Choosing a framework

  • Greenfield product → GitHub Spec Kit or OpenSpec for repo scaffolding and agent commands.
  • Large / multi-role delivery → BMAD Method for full agile agent workflows.
  • IDE-native, AWS shop → Kiro for in-editor specs and architecture decomposition.
  • Existing codebase, incremental adoptionspecify init --here with Spec Kit.

Start with the smallest structure that fixes your pain. You can always graduate from Plan mode + AGENTS.md to Spec Kit or OpenSpec when the team outgrows informal specs.

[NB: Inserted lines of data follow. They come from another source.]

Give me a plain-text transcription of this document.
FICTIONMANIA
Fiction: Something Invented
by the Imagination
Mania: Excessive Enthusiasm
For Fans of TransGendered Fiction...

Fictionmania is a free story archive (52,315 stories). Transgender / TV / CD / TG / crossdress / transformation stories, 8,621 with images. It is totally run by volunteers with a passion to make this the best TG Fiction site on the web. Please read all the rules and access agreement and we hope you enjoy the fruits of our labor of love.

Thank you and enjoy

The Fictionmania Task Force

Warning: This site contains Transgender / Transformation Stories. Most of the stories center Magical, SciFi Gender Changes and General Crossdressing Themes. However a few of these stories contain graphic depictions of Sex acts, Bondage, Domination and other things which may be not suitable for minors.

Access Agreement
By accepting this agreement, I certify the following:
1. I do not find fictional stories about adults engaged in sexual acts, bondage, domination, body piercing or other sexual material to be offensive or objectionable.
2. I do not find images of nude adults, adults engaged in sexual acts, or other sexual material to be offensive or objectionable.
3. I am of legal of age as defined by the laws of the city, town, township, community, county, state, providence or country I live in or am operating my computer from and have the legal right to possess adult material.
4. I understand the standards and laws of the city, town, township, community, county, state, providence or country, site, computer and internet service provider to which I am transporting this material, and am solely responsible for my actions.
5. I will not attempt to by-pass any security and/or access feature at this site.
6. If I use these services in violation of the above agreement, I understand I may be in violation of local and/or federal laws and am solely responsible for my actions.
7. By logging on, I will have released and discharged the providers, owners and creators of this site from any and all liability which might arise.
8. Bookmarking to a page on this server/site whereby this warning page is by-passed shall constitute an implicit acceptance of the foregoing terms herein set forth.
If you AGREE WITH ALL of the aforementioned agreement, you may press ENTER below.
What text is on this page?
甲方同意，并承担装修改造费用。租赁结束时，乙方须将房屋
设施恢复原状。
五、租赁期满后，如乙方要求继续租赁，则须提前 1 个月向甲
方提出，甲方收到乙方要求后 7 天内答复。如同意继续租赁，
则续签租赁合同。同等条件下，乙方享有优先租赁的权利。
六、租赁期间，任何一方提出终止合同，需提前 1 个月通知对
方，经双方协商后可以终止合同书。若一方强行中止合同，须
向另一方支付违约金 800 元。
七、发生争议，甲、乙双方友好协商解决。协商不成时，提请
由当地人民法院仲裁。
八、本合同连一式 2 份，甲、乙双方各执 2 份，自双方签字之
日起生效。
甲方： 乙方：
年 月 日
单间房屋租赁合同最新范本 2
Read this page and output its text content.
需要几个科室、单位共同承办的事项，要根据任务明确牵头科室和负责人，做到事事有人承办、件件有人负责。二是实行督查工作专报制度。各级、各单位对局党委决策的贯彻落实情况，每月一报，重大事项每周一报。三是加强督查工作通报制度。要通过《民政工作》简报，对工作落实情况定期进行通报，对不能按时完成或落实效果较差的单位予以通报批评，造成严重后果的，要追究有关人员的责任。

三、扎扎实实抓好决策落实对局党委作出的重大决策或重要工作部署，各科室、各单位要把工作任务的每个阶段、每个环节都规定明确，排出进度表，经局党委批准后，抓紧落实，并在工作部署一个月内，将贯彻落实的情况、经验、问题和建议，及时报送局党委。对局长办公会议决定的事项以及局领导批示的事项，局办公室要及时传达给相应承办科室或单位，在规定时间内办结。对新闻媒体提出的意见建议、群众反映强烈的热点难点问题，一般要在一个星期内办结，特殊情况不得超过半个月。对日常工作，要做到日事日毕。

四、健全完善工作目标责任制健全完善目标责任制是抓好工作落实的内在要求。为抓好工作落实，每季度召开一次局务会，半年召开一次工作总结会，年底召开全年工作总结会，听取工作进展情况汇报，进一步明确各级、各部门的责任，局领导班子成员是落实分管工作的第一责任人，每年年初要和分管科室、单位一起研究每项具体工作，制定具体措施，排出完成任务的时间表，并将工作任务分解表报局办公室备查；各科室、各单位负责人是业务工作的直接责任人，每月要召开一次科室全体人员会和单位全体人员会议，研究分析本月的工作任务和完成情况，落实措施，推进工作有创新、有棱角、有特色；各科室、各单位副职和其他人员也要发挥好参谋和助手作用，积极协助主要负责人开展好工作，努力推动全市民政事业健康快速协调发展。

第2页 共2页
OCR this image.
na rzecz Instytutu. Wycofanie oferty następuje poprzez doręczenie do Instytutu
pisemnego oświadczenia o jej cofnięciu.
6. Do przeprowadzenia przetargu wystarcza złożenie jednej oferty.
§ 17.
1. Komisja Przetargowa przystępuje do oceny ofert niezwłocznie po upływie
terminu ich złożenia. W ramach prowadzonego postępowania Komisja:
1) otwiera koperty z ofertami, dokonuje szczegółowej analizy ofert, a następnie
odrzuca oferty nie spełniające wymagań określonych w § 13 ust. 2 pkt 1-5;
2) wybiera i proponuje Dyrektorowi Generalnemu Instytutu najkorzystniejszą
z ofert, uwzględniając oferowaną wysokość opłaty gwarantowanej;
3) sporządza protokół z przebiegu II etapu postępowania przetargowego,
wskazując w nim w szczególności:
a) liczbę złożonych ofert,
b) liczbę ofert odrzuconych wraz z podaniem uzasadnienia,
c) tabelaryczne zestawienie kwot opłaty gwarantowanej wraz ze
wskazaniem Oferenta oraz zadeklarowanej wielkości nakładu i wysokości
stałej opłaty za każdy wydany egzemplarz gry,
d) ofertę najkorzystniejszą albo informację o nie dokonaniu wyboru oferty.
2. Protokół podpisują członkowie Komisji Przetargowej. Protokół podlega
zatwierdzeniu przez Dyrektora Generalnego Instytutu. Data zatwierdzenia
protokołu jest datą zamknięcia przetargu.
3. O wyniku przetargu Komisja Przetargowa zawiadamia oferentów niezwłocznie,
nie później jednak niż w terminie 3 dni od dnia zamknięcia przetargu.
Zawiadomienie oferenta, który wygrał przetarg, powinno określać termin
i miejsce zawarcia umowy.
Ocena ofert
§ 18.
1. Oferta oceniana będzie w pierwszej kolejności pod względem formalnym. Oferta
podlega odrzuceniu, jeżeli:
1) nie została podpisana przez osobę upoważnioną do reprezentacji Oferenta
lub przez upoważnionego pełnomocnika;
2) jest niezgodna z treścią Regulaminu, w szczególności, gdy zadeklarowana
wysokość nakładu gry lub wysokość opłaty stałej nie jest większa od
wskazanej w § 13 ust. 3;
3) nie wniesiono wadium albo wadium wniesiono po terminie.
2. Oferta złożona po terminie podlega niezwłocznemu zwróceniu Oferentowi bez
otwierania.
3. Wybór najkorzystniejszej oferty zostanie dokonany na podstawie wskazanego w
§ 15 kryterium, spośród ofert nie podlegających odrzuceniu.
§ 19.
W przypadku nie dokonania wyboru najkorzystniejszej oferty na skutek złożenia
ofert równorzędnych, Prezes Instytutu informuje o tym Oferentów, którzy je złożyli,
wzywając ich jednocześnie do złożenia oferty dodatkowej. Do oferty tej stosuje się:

When SDD helps—and when to skip

Good fits

  • New features with clear requirements and acceptance criteria
  • AI-heavy teams where chat context does not scale across sessions
  • Shared repos where multiple people or agents need the same source of truth
  • Regulated or audit-friendly work where decisions must be documented
  • Refactors where behavior must stay explicit and testable

Skip or stay lightweight

  • One-off scripts and throwaway spikes
  • Exploratory UI where the design evolves faster than a spec can keep up
  • Trivial changes already covered by tests and a one-line PR description

SDD is a discipline, not a tax. If writing the spec takes longer than doing the work, the scope is probably too small for a full framework.

Practices that work

  1. Keep specs small and scoped—one feature or module, not the entire product in a single file.
  2. Version specs in git alongside code; treat spec changes like API changes.
  3. Derive tests from acceptance criteria in the spec; generated code must prove the spec, not replace it.
  4. Use human review at plan and task boundaries before large agent diffs land on main.
  5. Combine SDD with MCP tools when specs need live system context—schemas, APIs, or staging data. See What is the MCP Protocol? for how assistants reach real systems safely.
  6. Publish team conventions (rules, constitution, or bootstrap files) so every agent session starts from the same baseline.
  7. Reconcile specs after shipping—if implementation diverged for good reasons, update the spec so the next agent does not undo the fix.

Team adoption

Rolling SDD out across a team mirrors any process change:

  • Agree when a spec is required (all features vs epics above a size threshold).
  • Pick one framework (or lightweight pattern) and standardize repo layout before letting every developer choose their own.
  • Require spec review in PRs for AI-heavy changes—the same bar as code review.
  • Track revert rate and incident count on spec-driven vs ad-hoc agent PRs; tune workflow when quality slips.

Leads should model good specs in early PRs: clear acceptance criteria, explicit non-goals, and constraints the model cannot infer from the codebase alone.

Summary

Spec-driven development makes structured specifications the source of truth for AI-assisted and human development. Specs drive plans and tasks; agents execute against repo-local artifacts instead of fading chat context. Frameworks like GitHub Spec Kit, OpenSpec, BMAD, and Kiro encode different trade-offs—from CLI scaffolding to multi-agent agile to IDE-native specs.

Use SDD when traceability, team alignment, and repeatable agent workflows matter. Keep vibe coding for exploration; use SDD when something ships and someone else will maintain it.